First Presbyterian Church Ahoghill (1859)




David Adams became the minister here in 1841 and spent a lot of time preaching on revival and the outpouring of the Holy Spirit. He organised three district prayer meetings in 1855. The attendance at the 1856 Communion meetings were so large that they had to build a new church. This was opened in 1858, just in time for the revival; it held 1,200 people.

On the 14th March 1859 there was a Thanksgiving service, where there were some 3,000 people attending. James Bankhead, one of the converts from Connor, prayed in a very excited manner which got the congregtion worked up. Adams was concerned that the galleries might collapse, so he cleared them. This meeting was the trigger that had the revival sweep over the area.

Adam's wrote, "many souls were brought to Christ for salvation in such a sudden and wonderful manner as to impress the world and the Church with a sense of their need and the value of a living Christianity... Meetings for praise, prayer, reading the Scriptures, and exhortation, were being held every night, and frequently at mid-day in the busiest season, in kitchens, farms, schoolhouses, churches, fields, wayside and hedgeside, while secret and family prayer became very general. The spiritual impressed were multiplied daily - eight or nine of my hearers being changed in a day. In the end of April and the beginning of May the wind of the Spirit calmed, but about the middle of May it blew a spiritual hurricane..."

 

“Ballymena Observer” on the 26th March 1859: — (the meeting was held on 14th March)
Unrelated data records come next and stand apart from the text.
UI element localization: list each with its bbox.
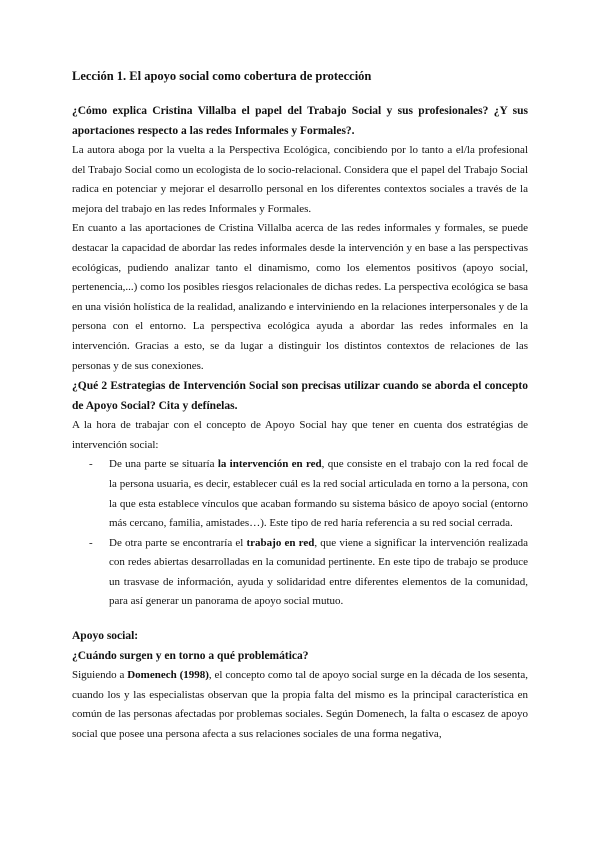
strategies-list: [72, 455, 528, 612]
list-item: [72, 455, 528, 533]
document-page: [72, 66, 528, 744]
paragraph-text: , el concepto como tal de apoyo social surge en la década de los sesenta, cuando los y las especialistas observan que la propia falta del mismo es la principal característica en común de las personas afectadas por problemas sociales. Según Domenech, la falta o escasez de apoyo social que posee una persona afecta a sus relaciones sociales de una forma negativa,: [72, 669, 528, 740]
spacer: [72, 612, 528, 626]
list-text: , que consiste en el trabajo con la red focal de la persona usuaria, es decir, establecer cuál es la red social articulada en torno a la persona, con la que esta establece vínculos que acaban formando su sistema básico de apoyo social (entorno más cercano, familia, amistades…). Este tipo de red haría referencia a su red social cerrada.: [109, 458, 528, 530]
lesson-title: Lección 1. El apoyo social como cobertura de protección: [72, 69, 372, 83]
list-item: [72, 534, 528, 612]
list-dash: -: [89, 536, 93, 549]
citation: Domenech (1998): [127, 669, 209, 682]
paragraph-1: La autora aboga por la vuelta a la Perspectiva Ecológica, concibiendo por lo tanto a el/la profesional del Trabajo Social como un ecologista de lo socio-relacional. Considera que el papel del Trabajo Social radica en potenciar y mejorar el desarrollo personal en los diferentes contextos sociales a través de la mejora del trabajo en las redes Informales y Formales.: [72, 144, 528, 215]
list-text: , que viene a significar la intervención realizada con redes abiertas desarrolladas en la comunidad pertinente. En este tipo de trabajo se produce un trasvase de información, ayuda y solidaridad entre diferentes elementos de la comunidad, para así generar un panorama de apoyo social mutuo.: [109, 536, 529, 608]
paragraph-4: [72, 666, 528, 744]
list-bold-term: trabajo en red: [246, 536, 315, 549]
question-3: ¿Cuándo surgen y en torno a qué problemática?: [72, 650, 309, 663]
paragraph-text: Siguiendo a: [72, 669, 128, 682]
list-text: De otra parte se encontraría el: [109, 536, 247, 549]
paragraph-2: En cuanto a las aportaciones de Cristina Villalba acerca de las redes informales y formales, se puede destacar la capacidad de abordar las redes informales desde la intervención y en base a las perspectivas ecológicas, pudiendo analizar tanto el dinamismo, como los elementos positivos (apoyo social, pertenencia,...) como los posibles riesgos relacionales de dichas redes. La perspectiva ecológica se basa en una visión holística de la realidad, analizando e interviniendo en la relaciones interpersonales y de la persona con el entorno. La perspectiva ecológica ayuda a abordar las redes informales en la intervención. Gracias a esto, se da lugar a distinguir los distintos contextos de relaciones de las personas y de sus conexiones.: [72, 222, 528, 372]
question-2: ¿Qué 2 Estrategias de Intervención Social son precisas utilizar cuando se aborda el concepto de Apoyo Social? Cita y defínelas.: [72, 380, 528, 413]
section-heading: Apoyo social:: [72, 630, 139, 643]
paragraph-3: A la hora de trabajar con el concepto de Apoyo Social hay que tener en cuenta dos estratégias de intervención social:: [72, 419, 528, 451]
list-text: De una parte se situaría: [109, 458, 218, 471]
question-1: ¿Cómo explica Cristina Villalba el papel del Trabajo Social y sus profesionales? ¿Y sus aportaciones respecto a las redes Informales y Formales?.: [72, 105, 528, 137]
list-bold-term: la intervención en red: [217, 458, 322, 471]
list-dash: -: [89, 458, 93, 471]
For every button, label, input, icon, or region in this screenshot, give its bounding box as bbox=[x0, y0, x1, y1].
“The congregation in attendance was immense—hundreds were unable to obtain admittance, and the new converts—the ‘confirmed’ from all parts of the neighbourhood, were present on the occasion. Soon after commencement of the services an impulse to address the audience fell suddenly, and apparently with all the power of prophetic inspiration, upon one of the ‘converted’ brethren. Every attempt to silence or restrain him was found utterly impossible. He declared that a revelation had been committed to him and that he spoke by the command of a power superior to any ministerial authority. Defying every effort at control he proceeded to vociferate religious phrases with a rapidity and fluency which excited the most intense astonishment and created a panic of very serious alarm among the audience. A rush was made towards the front of the galleries and under an apprehension that they might possibly break down; the presiding clergyman gave a peremptory order that the house should forthwith be vacated. A scene of terrible confusion immediately ensued. 
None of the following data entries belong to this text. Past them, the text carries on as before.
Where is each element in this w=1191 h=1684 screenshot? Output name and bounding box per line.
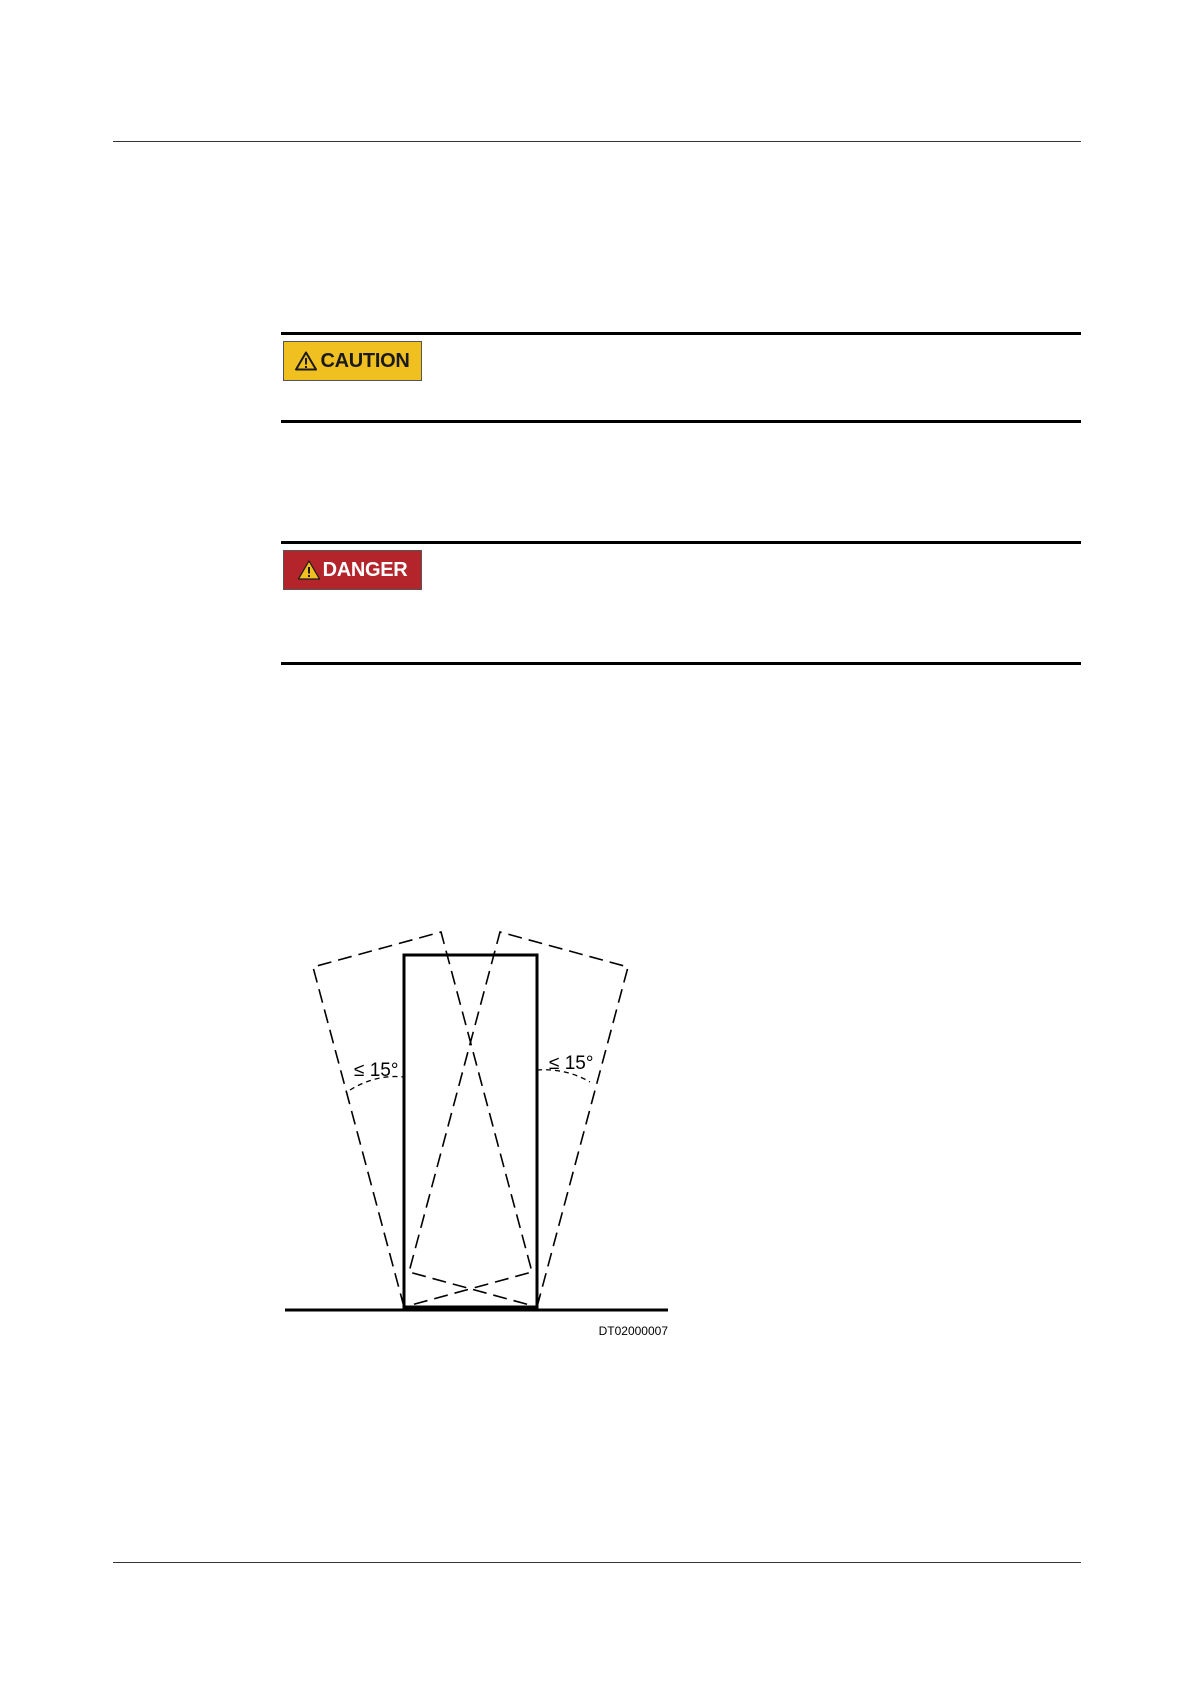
- tilt-angle-figure: [270, 920, 690, 1340]
- warning-triangle-icon: [298, 560, 320, 580]
- right-tilted-cabinet-outline: [409, 932, 628, 1307]
- caution-top-rule: [281, 332, 1081, 335]
- warning-triangle-icon: [295, 351, 317, 371]
- caution-bottom-rule: [281, 420, 1081, 423]
- header-rule: [113, 141, 1081, 142]
- right-angle-label: ≤ 15°: [549, 1053, 594, 1074]
- left-tilted-cabinet-outline: [313, 932, 532, 1307]
- danger-label: [283, 550, 422, 590]
- footer-rule: [113, 1562, 1081, 1563]
- caution-label-text: CAUTION: [320, 349, 410, 372]
- danger-top-rule: [281, 541, 1081, 544]
- danger-bottom-rule: [281, 662, 1081, 665]
- caution-label: [283, 341, 422, 381]
- danger-label-text: DANGER: [322, 558, 408, 581]
- tilt-diagram: [270, 920, 690, 1340]
- left-angle-label: ≤ 15°: [354, 1060, 399, 1081]
- figure-id: DT02000007: [598, 1324, 668, 1338]
- upright-cabinet-outline: [404, 955, 537, 1307]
“When the premises were ultimately cleared, the streets of Ahoghill presented another scene which baffles all powers of description, and such as the oldest inhabitant had never witnessed. The leading ‘convert’—who is a comfortable farmer and a member of the congregation—assisted by several other speakers of the confirmed class, addressed the people, then numbering about 3,000 and comprising persons of every creed from the Episcopalian to the Roman Catholic. The chief speaker vehemently proclaimed pardon to all sinners, inviting them to come forward and receive the spirit of adoption, which he declared himself commissioned to impart— occasionally holding up his hands, and bidding the people to receive the Holy Ghost. The immense assemblage appeared to be thoroughly paralysed. Amid a chilling rain, and on streets covered with mud, fresh ‘converts,’ moved by the fervency and apostolic language of the speaker, fell upon their knees in the attitude of prayer; a spark of electricity appeared to have animated and impressed a large number of the audience and it is confidently affirmed that some who went there to mock, were heard to pray."